In the space of half a century, Congo has gone completely backwards - it is not "a developing country", or an "underdeveloped country", so much as an "un-developing country", going backwards so fast that almost nothing remains of the infrastructure left under Belgian rule due to the greed and incompetence of its leaders. It's a terrifying portrait of how quickly things can unravel. You also come to realise that putting things right isn't a matter of throwing financial aid at the problems, but in establishing the rule of law.

It's impossible not to really pity the ordinary people of this failed country, but that there is such potential for economic growth (minerals, fertile land) turns this missed opportunity into a tragedy.

As you would expect, there's plenty of coverage of the book on The Telegraph website, including photos and extracts.

The book was chosen as one of the reads for the Richard and Judy bookclub and of course made the shortlist for this year's Samuel Johnson Prize.

Many thanks to Kavita of Pansing for passing me this copy.

Tuesday, June 28, 2005

The Power of Dreams

I'm a great believer in the power of dreams. Have had many which have told me truths about myself that I hadn't got round to facing. Have had others which have told me the truth about relationships I was in. (I wish I had listened more carefully.) Have recognised a soul-mate from a dream and wasn't wrong. Was told in another that someone needed my help even before my waking self had recognised it.

I write my dreams down as soon as I wake, because I know they are important.

I keep dipping into Naomi Epel's book Writer's Dreaming, and in fact have used extracts from it on my course where I do a writing-from-dream-exercise.



Epal interviewed 26 writers about their dreams and their creative process what is facinating is how many of the writers featured have used dreams to help them in their work. Many more writers talk about entering a "dream-like state" when they write.

William Styron saw the heroine of his novel in a "waking vision" standing in a hallway of a boarding house in Flatbush, a number tattoed on her arm.



And Bharati Mukherjee (a writer I was lucky enough to meet not long ago) has dreamed the endings to stories and to her novel Jasmine. She says:
As I'm getting to the end of a story, the ending that, during my waking hours, I think will happen is sometimes subverted or obliterated by the dream. It happens as I'm just about to write that scene. ... In many of the stories in The Middleman, the endings are not the way I had planned them.
(The Middleman is one of the best collections of short-fiction I've ever read. Just don't know how Mukherjee can get so far into the heads of all these so different characters ...)

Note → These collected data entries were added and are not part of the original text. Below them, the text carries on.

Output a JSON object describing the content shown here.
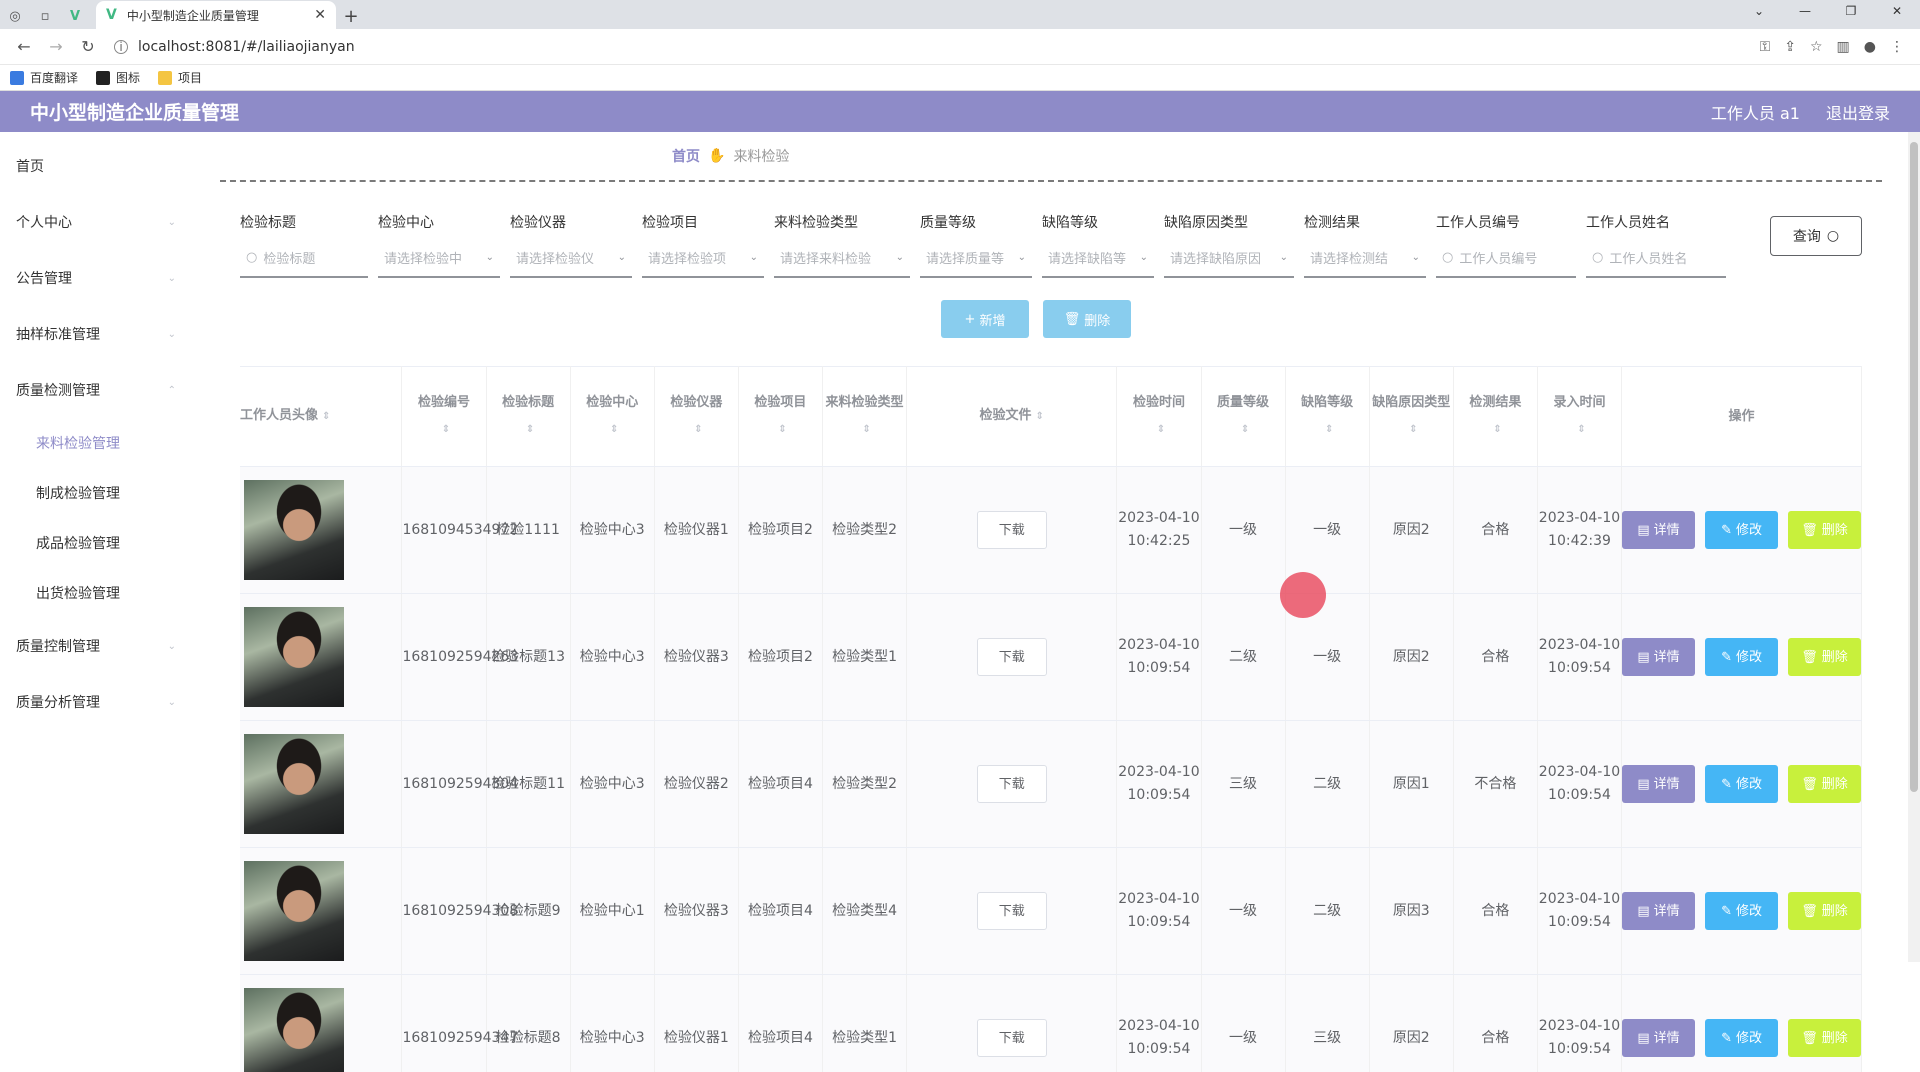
{
  "browser": {
    "tab_title": "中小型制造企业质量管理",
    "url": "localhost:8081/#/lailiaojianyan",
    "bookmarks": [
      "百度翻译",
      "图标",
      "项目"
    ]
  },
  "header": {
    "title": "中小型制造企业质量管理",
    "user": "工作人员 a1",
    "logout": "退出登录"
  },
  "sidebar": {
    "items": [
      {
        "label": "首页"
      },
      {
        "label": "个人中心"
      },
      {
        "label": "公告管理"
      },
      {
        "label": "抽样标准管理"
      },
      {
        "label": "质量检测管理"
      }
    ],
    "sub_items": [
      {
        "label": "来料检验管理",
        "active": true
      },
      {
        "label": "制成检验管理"
      },
      {
        "label": "成品检验管理"
      },
      {
        "label": "出货检验管理"
      }
    ],
    "items_after": [
      {
        "label": "质量控制管理"
      },
      {
        "label": "质量分析管理"
      }
    ]
  },
  "breadcrumb": {
    "home": "首页",
    "current": "来料检验"
  },
  "filters": [
    {
      "label": "检验标题",
      "placeholder": "检验标题",
      "type": "input"
    },
    {
      "label": "检验中心",
      "placeholder": "请选择检验中",
      "type": "select"
    },
    {
      "label": "检验仪器",
      "placeholder": "请选择检验仪",
      "type": "select"
    },
    {
      "label": "检验项目",
      "placeholder": "请选择检验项",
      "type": "select"
    },
    {
      "label": "来料检验类型",
      "placeholder": "请选择来料检验",
      "type": "select"
    },
    {
      "label": "质量等级",
      "placeholder": "请选择质量等",
      "type": "select"
    },
    {
      "label": "缺陷等级",
      "placeholder": "请选择缺陷等",
      "type": "select"
    },
    {
      "label": "缺陷原因类型",
      "placeholder": "请选择缺陷原因",
      "type": "select"
    },
    {
      "label": "检测结果",
      "placeholder": "请选择检测结",
      "type": "select"
    },
    {
      "label": "工作人员编号",
      "placeholder": "工作人员编号",
      "type": "input"
    },
    {
      "label": "工作人员姓名",
      "placeholder": "工作人员姓名",
      "type": "input"
    }
  ],
  "query_label": "查询",
  "add_label": "新增",
  "delete_label": "删除",
  "table": {
    "headers": [
      "工作人员头像",
      "检验编号",
      "检验标题",
      "检验中心",
      "检验仪器",
      "检验项目",
      "来料检验类型",
      "检验文件",
      "检验时间",
      "质量等级",
      "缺陷等级",
      "缺陷原因类型",
      "检测结果",
      "录入时间",
      "操作"
    ],
    "download_label": "下载",
    "detail_label": "详情",
    "edit_label": "修改",
    "remove_label": "删除",
    "rows": [
      {
        "id": "1681094534972",
        "title": "检验1111",
        "center": "检验中心3",
        "instrument": "检验仪器1",
        "item": "检验项目2",
        "type": "检验类型2",
        "time": "2023-04-10 10:42:25",
        "quality": "一级",
        "defect": "一级",
        "reason": "原因2",
        "result": "合格",
        "entry": "2023-04-10 10:42:39"
      },
      {
        "id": "1681092594263",
        "title": "检验标题13",
        "center": "检验中心3",
        "instrument": "检验仪器3",
        "item": "检验项目2",
        "type": "检验类型1",
        "time": "2023-04-10 10:09:54",
        "quality": "二级",
        "defect": "一级",
        "reason": "原因2",
        "result": "合格",
        "entry": "2023-04-10 10:09:54"
      },
      {
        "id": "1681092594304",
        "title": "检验标题11",
        "center": "检验中心3",
        "instrument": "检验仪器2",
        "item": "检验项目4",
        "type": "检验类型2",
        "time": "2023-04-10 10:09:54",
        "quality": "三级",
        "defect": "二级",
        "reason": "原因1",
        "result": "不合格",
        "entry": "2023-04-10 10:09:54"
      },
      {
        "id": "1681092594308",
        "title": "检验标题9",
        "center": "检验中心1",
        "instrument": "检验仪器3",
        "item": "检验项目4",
        "type": "检验类型4",
        "time": "2023-04-10 10:09:54",
        "quality": "一级",
        "defect": "二级",
        "reason": "原因3",
        "result": "合格",
        "entry": "2023-04-10 10:09:54"
      },
      {
        "id": "1681092594347",
        "title": "检验标题8",
        "center": "检验中心3",
        "instrument": "检验仪器1",
        "item": "检验项目4",
        "type": "检验类型1",
        "time": "2023-04-10 10:09:54",
        "quality": "一级",
        "defect": "三级",
        "reason": "原因2",
        "result": "合格",
        "entry": "2023-04-10 10:09:54"
      }
    ]
  }
}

Just for fun, dear readers, here's a little quiz for you. A famous writer had the following dream. At the time that Epel's book went to print, this writer had not yet used the material in his writing. Later it became the basis of a novel.

Now then, can you name the writer and the novel. (Anyone who has done my course is not allowed to answer!) First prize as usual is to buy me lunch.
I don't have repetitive dreams but I do have an anxiety dream: I'm working very hard in this hot little room where I lived as a teenager - and I'm aware that there's a madwoman in th attic. There's a little tiny door under the eave that goes to the attic and I have to finish my work. I have to get that work done or she'll come and get me. At some point in this dream that door always bursts open and this hideous woman - with all this white hair stuck up around her head like a gone-to-seed dandelion - jumps out with a scapel.

And I wake up.

I still have that dream when I'm backed up on my work and trying to fill all these ridiculous commitments I've made for myself.